Judge from Eaton Aerospace Trade Secrets Case to Plead Guilty to Lying to FBI in Unrelated Scruggs Attorney Fee Case

By Todd

We have reported about the Eaton Aerospace trade secrets matter before: That report was about the criminal indictments of the former employees. But there was a civil case between Eaton Aerospace and Frisby, too.

In the civil case, the trade secrets allegedly misappropriated and at issue relate to hydraulic pumps and motors for military and commercial aerospace applications. The five former employees -- Rodney Case, Kevin Clark, Mike Fulton, Douglas Murphy and James Ward -- are co-defendants with Frisby (now known as Triumph Actuation Systems).

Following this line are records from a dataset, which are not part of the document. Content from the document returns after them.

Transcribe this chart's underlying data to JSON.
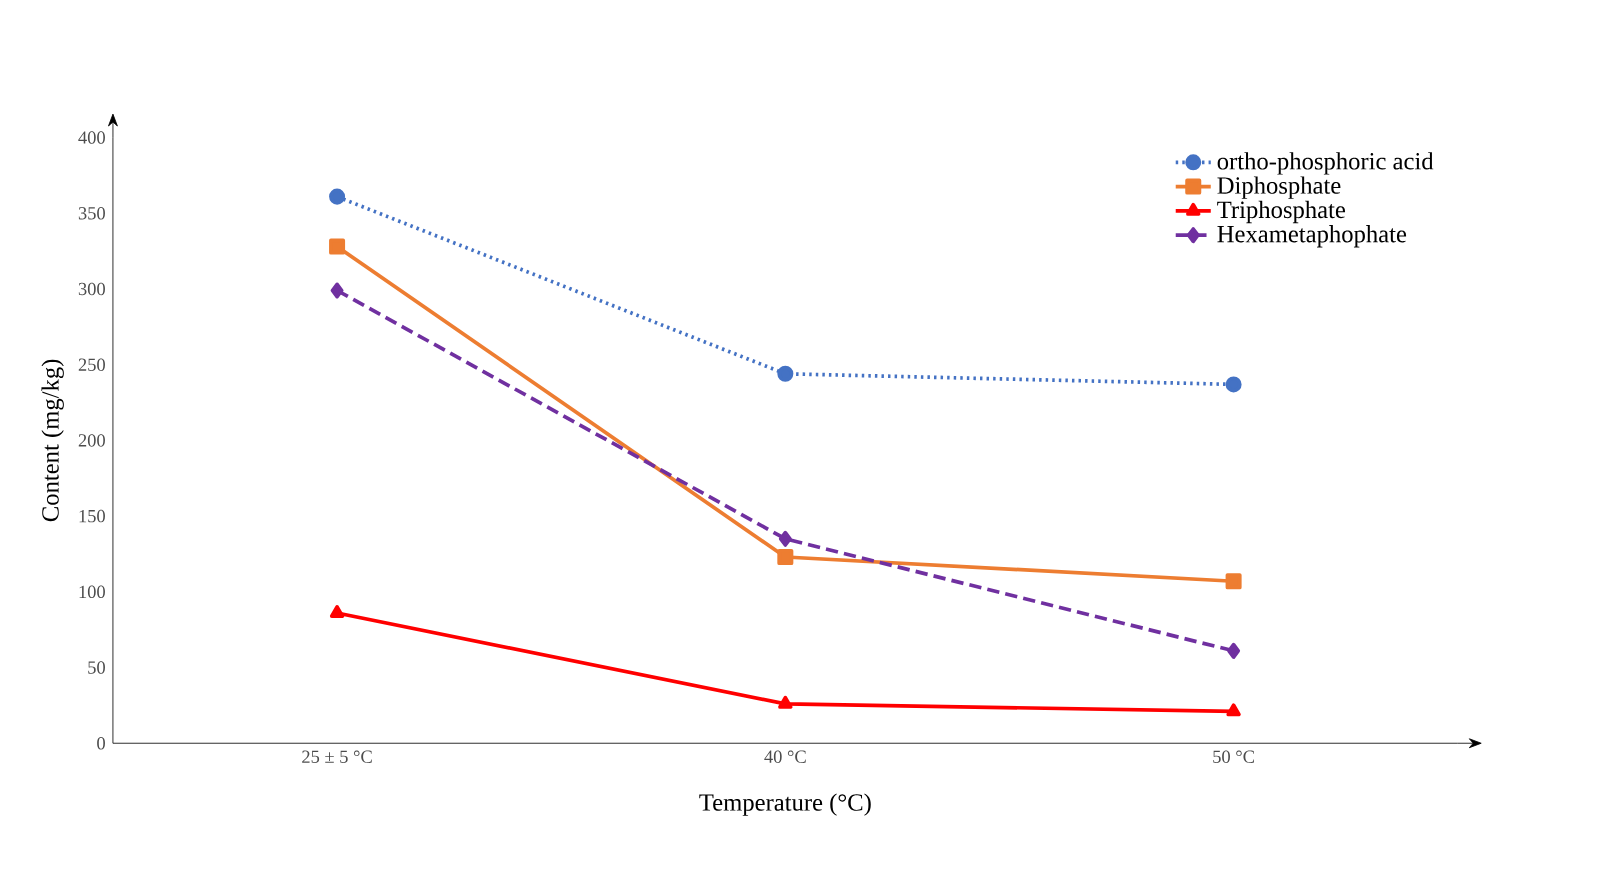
{
  "chart_data": {
    "type": "line",
    "xlabel": "Temperature (°C)",
    "ylabel": "Content (mg/kg)",
    "categories": [
      "25 ± 5 °C",
      "40 °C",
      "50 °C"
    ],
    "series": [
      {
        "name": "ortho-phosphoric acid",
        "color": "#4472c4",
        "values": [
          361,
          244,
          237
        ],
        "marker": "circle",
        "line_style": "dotted"
      },
      {
        "name": "Diphosphate",
        "color": "#ed7d31",
        "values": [
          328,
          123,
          107
        ],
        "marker": "square",
        "line_style": "solid"
      },
      {
        "name": "Triphosphate",
        "color": "#ff0000",
        "values": [
          86,
          26,
          21
        ],
        "marker": "triangle",
        "line_style": "solid"
      },
      {
        "name": "Hexametaphophate",
        "color": "#7030a0",
        "values": [
          299,
          135,
          61
        ],
        "marker": "diamond",
        "line_style": "dashed"
      }
    ],
    "ylim": [
      0,
      400
    ],
    "yticks": [
      0,
      50,
      100,
      150,
      200,
      250,
      300,
      350,
      400
    ],
    "grid": false,
    "legend": "top right"
  }
}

The judge assigned to the case was Judge Bobby DeLaughter. Judge DeLaughter's former boss and mentor is a Mississippi attorney named Ed Peters, an attorney who formerly represented Eaton as local counsel in the trade secrets case. Well, Judge DeLaughter is allegedly pleading guilty to lying to the FBI in an investigation of his judicial conduct in an unrelated case. DeLaughter has apparently admitted to lying to an FBI agent investigating a legal fees dispute lawsuit he was assigned to involving former mega-attorney attorney Dickie Scruggs. Peters is alleged to have played a key role in the Scruggs' rulings from Judge DeLaughter. Here is a copy of the indictment of DeLaughter:

We note that Frisby's attorneys maintain rulings from DeLaughter began going in Eaton's favor when Peters became one of Eaton's attorneys - but we've not reviewed any reliable evidence that substantiates this allegation. If Frisby attorneys can prove DeLaughter was improperly influenced by Peters and Eaton knew about it, Eaton's lawsuit and previous rulings made by DeLaughter could be reviewed and/or overturned. What's clear is that DeLaughter's plea is making a mess of things down in Mississippi.

Eaton attorneys and officials have said the company hasn't done anything wrong. They said if Peters did anything improper, it was without the company's knowledge. Peters has not been charged with any criminal wrongdoing, but he voluntarily relinquished his law licenses.

What ultimate impact Judge DeLaughter's guilty plea with have on this civil misappropriation case can only wait to be seen. We'll report back.
We inadvertently reported that the indictments against the five former Eaton Aerospace employees had been "thrown out" by the federal judge assigned to the matter. This was incorrect. The five indictments have not been thrown out. See: United States District Judge Barbour has continued the trial date in this matter, noting: "The court enters this order based on the court's finding that this case is so unusual and complex due to the nature of the prosecution, the number of defendants, and the volume of discovery that it is unreasonable to expect adequate preparation for pretrial proceedings or for the trial itself within the time limits established by the Speedy Trial Act." Our apologies for the error - although some of the indictments were originally dismissed, a number of the indictments stand and trial of these matters looks likely.